Nachrichten aus Bayern
Politik 14.06.2010
Keine Kürzungen bei den Altenpflegeschulen!
München (14.6.2010/sip). Kultusminister Spaenle muss sich morgen im Landtag wegen der drohenden Kürzungen beim Schulgeldausgleich für Altenpflegeschulen einer Ministerbefragung stellen. ,,Die Sparpläne des Ministers bringen die Altenpflegeschulen in eine existenzbedrohende Lage und rüttelt an der Zukunft der Altenpflege in Bayern", warnt die sozialpolitische Sprecherin Renate Ackermann.
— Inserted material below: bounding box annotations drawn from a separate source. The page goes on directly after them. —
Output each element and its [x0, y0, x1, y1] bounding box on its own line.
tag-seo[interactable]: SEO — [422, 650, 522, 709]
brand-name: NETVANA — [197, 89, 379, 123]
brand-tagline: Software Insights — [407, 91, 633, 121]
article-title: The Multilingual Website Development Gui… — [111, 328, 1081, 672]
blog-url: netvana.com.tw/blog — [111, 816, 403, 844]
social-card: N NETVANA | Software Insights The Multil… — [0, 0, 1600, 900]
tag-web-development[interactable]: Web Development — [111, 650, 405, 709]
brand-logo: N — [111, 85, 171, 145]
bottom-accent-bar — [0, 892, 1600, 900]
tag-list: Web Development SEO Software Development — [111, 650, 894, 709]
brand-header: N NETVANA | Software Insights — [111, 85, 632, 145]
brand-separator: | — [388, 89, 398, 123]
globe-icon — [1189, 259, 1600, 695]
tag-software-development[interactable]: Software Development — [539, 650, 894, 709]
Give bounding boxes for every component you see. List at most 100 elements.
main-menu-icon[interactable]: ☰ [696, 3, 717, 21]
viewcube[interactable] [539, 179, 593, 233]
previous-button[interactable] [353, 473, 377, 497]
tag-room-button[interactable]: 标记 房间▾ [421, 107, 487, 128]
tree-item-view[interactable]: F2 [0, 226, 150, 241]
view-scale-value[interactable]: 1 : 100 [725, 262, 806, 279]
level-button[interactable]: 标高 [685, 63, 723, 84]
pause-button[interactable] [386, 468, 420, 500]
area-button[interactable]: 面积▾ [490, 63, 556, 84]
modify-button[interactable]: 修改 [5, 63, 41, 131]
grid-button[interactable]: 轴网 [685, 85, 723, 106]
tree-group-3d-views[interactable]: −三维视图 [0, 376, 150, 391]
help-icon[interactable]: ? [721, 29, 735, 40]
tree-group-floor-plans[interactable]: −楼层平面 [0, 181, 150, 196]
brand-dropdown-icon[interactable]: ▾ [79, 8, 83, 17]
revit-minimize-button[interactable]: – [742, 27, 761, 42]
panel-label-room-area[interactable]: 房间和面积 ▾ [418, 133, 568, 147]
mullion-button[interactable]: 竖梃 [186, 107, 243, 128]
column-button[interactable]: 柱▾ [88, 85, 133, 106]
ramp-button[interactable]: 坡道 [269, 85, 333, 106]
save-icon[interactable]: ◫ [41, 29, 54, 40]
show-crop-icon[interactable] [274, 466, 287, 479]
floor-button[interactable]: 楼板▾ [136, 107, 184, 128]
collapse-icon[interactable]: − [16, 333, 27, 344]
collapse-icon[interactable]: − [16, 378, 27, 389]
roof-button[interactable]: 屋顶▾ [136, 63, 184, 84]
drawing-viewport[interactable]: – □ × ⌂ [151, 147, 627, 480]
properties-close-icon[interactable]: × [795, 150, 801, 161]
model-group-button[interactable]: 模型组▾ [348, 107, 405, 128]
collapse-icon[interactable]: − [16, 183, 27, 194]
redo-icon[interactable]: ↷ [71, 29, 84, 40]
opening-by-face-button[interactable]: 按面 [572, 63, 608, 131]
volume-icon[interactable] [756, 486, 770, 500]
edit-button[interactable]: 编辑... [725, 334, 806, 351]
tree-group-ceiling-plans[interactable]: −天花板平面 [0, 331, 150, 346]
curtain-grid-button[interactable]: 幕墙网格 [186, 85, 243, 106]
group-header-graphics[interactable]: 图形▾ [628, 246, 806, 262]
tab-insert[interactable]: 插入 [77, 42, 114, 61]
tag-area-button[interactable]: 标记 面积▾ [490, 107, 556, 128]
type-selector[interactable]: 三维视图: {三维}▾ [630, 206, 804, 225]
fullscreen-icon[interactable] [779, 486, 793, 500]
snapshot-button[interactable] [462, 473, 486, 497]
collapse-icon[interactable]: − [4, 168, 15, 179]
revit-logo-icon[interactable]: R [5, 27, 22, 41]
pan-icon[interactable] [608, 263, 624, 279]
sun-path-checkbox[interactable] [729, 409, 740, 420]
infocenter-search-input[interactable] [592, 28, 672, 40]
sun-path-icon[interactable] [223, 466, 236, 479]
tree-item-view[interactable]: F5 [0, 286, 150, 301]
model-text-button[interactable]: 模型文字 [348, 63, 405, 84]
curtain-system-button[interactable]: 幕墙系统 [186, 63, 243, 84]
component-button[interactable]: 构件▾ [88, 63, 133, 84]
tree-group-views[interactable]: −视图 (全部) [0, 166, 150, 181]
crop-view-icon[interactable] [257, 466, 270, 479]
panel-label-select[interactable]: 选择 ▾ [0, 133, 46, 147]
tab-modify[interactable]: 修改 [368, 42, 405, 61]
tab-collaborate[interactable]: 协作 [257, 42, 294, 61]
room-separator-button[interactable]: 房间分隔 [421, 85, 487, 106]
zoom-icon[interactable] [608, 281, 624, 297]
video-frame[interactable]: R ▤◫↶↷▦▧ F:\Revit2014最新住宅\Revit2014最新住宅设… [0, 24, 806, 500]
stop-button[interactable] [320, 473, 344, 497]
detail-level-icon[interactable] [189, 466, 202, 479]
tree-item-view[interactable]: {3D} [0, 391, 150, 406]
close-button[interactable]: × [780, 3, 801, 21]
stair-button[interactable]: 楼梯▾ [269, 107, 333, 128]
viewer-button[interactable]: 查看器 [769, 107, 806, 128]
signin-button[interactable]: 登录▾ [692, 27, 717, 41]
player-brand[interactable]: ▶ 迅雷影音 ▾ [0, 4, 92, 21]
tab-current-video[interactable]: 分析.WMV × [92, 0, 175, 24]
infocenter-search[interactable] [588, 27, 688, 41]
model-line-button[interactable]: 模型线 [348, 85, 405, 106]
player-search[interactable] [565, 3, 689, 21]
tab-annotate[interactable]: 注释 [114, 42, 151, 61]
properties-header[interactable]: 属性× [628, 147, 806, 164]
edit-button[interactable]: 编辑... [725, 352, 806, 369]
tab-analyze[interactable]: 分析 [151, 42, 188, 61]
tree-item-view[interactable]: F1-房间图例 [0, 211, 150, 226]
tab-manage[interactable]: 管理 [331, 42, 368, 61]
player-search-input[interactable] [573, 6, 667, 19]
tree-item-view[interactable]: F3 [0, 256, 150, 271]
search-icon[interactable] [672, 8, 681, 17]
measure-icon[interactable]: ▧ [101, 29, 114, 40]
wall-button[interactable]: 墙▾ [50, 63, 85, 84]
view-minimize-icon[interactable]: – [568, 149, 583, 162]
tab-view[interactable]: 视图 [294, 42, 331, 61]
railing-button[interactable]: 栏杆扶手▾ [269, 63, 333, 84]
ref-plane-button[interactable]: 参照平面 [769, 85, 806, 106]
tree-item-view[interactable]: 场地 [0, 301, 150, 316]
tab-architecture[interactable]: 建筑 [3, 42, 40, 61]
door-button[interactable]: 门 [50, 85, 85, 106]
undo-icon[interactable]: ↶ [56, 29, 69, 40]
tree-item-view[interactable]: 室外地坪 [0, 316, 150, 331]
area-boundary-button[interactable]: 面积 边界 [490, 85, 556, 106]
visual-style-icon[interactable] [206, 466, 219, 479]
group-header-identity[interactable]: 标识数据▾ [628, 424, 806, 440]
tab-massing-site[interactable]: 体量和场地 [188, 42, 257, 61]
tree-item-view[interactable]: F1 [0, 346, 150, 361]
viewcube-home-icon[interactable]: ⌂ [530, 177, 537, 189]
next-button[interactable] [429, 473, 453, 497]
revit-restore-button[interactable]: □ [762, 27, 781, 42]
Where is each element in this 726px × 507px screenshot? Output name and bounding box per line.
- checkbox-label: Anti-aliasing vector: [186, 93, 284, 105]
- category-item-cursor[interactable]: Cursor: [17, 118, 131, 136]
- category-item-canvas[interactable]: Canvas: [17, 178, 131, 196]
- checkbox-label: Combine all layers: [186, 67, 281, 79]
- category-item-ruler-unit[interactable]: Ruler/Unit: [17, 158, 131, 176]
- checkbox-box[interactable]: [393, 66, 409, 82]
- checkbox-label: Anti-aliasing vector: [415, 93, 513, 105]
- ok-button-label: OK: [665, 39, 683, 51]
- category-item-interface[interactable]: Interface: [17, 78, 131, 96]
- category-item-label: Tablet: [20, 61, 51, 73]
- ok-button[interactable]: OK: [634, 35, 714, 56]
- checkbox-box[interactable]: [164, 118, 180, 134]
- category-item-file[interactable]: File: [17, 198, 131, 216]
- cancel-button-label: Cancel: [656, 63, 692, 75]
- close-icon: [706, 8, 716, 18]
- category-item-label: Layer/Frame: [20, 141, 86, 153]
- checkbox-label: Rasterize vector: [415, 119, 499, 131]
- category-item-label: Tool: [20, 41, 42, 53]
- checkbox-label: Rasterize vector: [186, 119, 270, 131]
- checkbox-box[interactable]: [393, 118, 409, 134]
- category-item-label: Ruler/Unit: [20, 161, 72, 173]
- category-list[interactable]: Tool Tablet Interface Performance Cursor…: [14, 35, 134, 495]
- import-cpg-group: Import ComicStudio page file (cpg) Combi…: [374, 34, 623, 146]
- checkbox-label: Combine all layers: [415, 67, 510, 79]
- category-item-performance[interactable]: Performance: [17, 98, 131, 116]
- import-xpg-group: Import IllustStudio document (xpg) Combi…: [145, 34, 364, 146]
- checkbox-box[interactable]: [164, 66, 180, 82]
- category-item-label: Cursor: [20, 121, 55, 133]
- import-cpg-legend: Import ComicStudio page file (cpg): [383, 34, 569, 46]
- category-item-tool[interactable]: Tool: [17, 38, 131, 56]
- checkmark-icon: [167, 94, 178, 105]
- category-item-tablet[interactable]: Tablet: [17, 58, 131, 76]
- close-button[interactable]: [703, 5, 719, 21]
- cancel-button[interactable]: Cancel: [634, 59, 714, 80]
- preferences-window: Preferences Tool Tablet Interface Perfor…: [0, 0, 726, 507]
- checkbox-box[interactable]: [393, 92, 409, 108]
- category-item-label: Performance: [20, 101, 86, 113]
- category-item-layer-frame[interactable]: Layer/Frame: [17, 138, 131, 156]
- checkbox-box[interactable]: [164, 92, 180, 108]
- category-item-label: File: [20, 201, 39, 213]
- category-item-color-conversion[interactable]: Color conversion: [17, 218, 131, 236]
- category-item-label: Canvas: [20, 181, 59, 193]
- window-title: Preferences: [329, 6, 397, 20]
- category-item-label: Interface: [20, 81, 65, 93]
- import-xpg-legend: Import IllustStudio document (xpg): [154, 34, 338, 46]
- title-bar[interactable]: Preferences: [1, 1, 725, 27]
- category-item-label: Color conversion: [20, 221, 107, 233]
Kultusminister Spaenle hatte den privaten Berufsfachschulen für Altenpflege und Altenpflegehilfe zum 1. Juni 2010 mitgeteilt, dass ab dem Schuljahr 2010/2011 der Schulgeldausgleich pro Schüler und Unterrichtsmonat von 200 auf 100 Euro halbiert werden soll. Dieser Schulgeldausgleich ist eine freiwillige Leistung des Freistaats, mit der bislang verhindert wurde, dass von den Absolventen Schulgeld erhoben werden muss. Bis 2003 waren Altenpflegeschulen als Fachschulen zu 100 Prozent vom Freistaat finanziert worden. Doch im Zuge einer bundeeinheitlichen Neuregelung wurde der Fördersatz auf 79 Prozent reduziert. Um die Deckungslücke zu kompensieren, gewährte der Freistaat den Schülerinnen und Schülern Schulgeldersatz und einen zusätzlichen Schulgeldausgleich, der nun aber im neuen Doppelhaushalt offenbar gestrichen werden soll. ,,Wir halten diese Kürzung für absolut kontraproduktiv, denn sie wird den gravierenden Fachkräftemangel in der Altenpflege weiter anheizen", schlägt Renate Ackermann Alarm. Denn die Einführung eines Schulgeldes werde voraussichtlich zu einem dramatischen Einbruch bei den Schülerzahlen führen.
Der Kultusminister stehe bei den Altenpflegeschulen eindeutig im Wort: ,,Noch im Dezember 2009 hat Spaenle zugesichert, dass es aufgrund des derzeitigen Bedarfs keine Änderung bei der Bezuschussung der Berufsfachschulen für Altenpflege geben wird. Es kann nicht angehen, dass dieses Wort plötzlich nichts mehr gilt und der Rotstift wieder einmal als erstes im Sozialbereich angesetzt wird."